中の光景に、ぎょっとした。写本をしていたはずの文机は壁際に追いやられ、押入れの前に大きな行李が引き出されている。慌てて隠そうとした清順の身体の陰から、木綿物の粗末な着物や、笠が二つ、ちらりと見えた。
『何も言うな。お前にこれ以上迷惑は掛けられん。幼なじみのよしみを感じてくれるなら、ここで見たことは全て忘れてくれ』
頭を下げる清順の前に、耕太郎も膝をついた。
『今となっては、こちらは町方、そちらはお武家。そういう言葉遣いをするように、と旦那様から言われてきてましたがね。そっちこそ、幼なじみのよしみを感じてくれるんなら、今日この時かぎりは見逃してくれますか』
切り口上で言って、友人をにらみつける。
『お前は馬鹿か。七重さんを平松屋からかどわかして逃げ出すつもりか』
図星をさされたように目をそらす清順に、畳みかけた。
『無為無策で、誰にも言わずにそんなことをして、どうする気だ』
『それでも、某には身につけた医術がある。どうにか江戸までたどり着けば、身を隠しても暮らしていくよすがもあろうと』
きっと耕太郎をにらみ返した清順の目に、もはや、迷いの色はなかった。
『父上の言う、武家の体面とやらを保つのであれば、某が腹を切るよりほかない。だが、これまで医は仁術と教えられ、手を尽くして他人様の命を救う術を学んできた、その力をお役に立てるためにやってきたのに、己の妻と子どもを守れずして、何が仁術か。七重は誰が何と言おうと、もう、某の妻だと思うておる。であれば、生き恥を晒してでも逃げるのみ』
『生き恥だとか、そんなことを責めるつもりはないよ。頓珍漢なことを言うな』
友人の言葉に安堵を覚えつつ、それを隠して耕太郎は言った。内心、七重を連れて心中するとか間抜けなことを言ったら、殴り倒してやろうと思っていた。そこまでの馬鹿ではなくて、本当に良かった。

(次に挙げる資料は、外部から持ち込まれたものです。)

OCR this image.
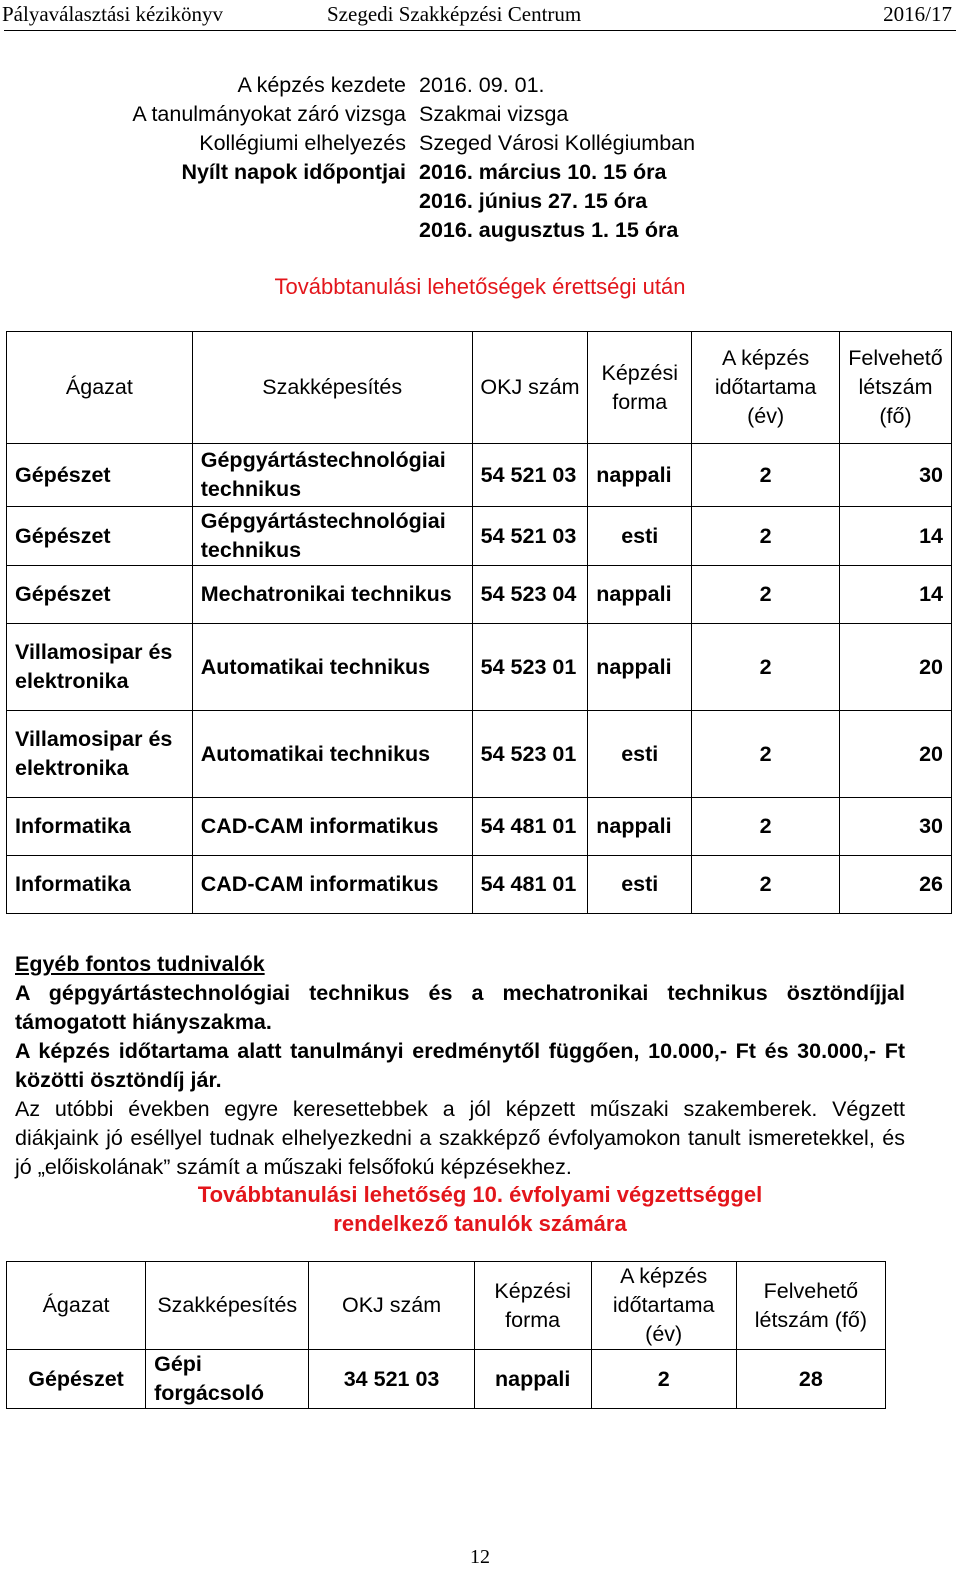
Pályaválasztási kézikönyv	Szegedi Szakképzési Centrum	2016/17
A képzés kezdete 2016. 09. 01.
A tanulmányokat záró vizsga Szakmai vizsga
Kollégiumi elhelyezés Szeged Városi Kollégiumban
Nyílt napok időpontjai 2016. március 10. 15 óra
2016. június 27. 15 óra
2016. augusztus 1. 15 óra
Továbbtanulási lehetőségek érettségi után
Ágazat	Szakképesítés	OKJ szám	Képzési forma	A képzés időtartama (év)	Felvehető létszám (fő)
Gépészet	Gépgyártástechnológiai technikus	54 521 03	nappali	2	30
Gépészet	Gépgyártástechnológiai technikus	54 521 03	esti	2	14
Gépészet	Mechatronikai technikus	54 523 04	nappali	2	14
Villamosipar és elektronika	Automatikai technikus	54 523 01	nappali	2	20
Villamosipar és elektronika	Automatikai technikus	54 523 01	esti	2	20
Informatika	CAD-CAM informatikus	54 481 01	nappali	2	30
Informatika	CAD-CAM informatikus	54 481 01	esti	2	26

Egyéb fontos tudnivalók

A gépgyártástechnológiai technikus és a mechatronikai technikus ösztöndíjjal támogatott hiányszakma.

A képzés időtartama alatt tanulmányi eredménytől függően, 10.000,- Ft és 30.000,- Ft közötti ösztöndíj jár.

Az utóbbi években egyre keresettebbek a jól képzett műszaki szakemberek. Végzett diákjaink jó eséllyel tudnak elhelyezkedni a szakképző évfolyamokon tanult ismeretekkel, és jó „előiskolának” számít a műszaki felsőfokú képzésekhez.

Továbbtanulási lehetőség 10. évfolyami végzettséggel
rendelkező tanulók számára
Ágazat	Szakképesítés	OKJ szám	Képzési forma	A képzés időtartama (év)	Felvehető létszám (fő)
Gépészet	Gépi forgácsoló	34 521 03	nappali	2	28
12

『最後の最後、それしかなくなったら、そうするのもいいさ。だが、うちの旦那様は、まだ諦めちゃいないぞ。ぎりぎりまで待ってくれ。何がどうなるとは言えぬ。だが、与兵衛旦那のことは、信じてくれ』
それから、与兵衛から託された布の袋を懐から出して、清順の目の前に置いた。
『これは旦那様からだ。一足早いですがお祝いです、とだけ言付かってきた」
清順は受け取って中をちらりと見て、目を見開いて耕太郎を見返した。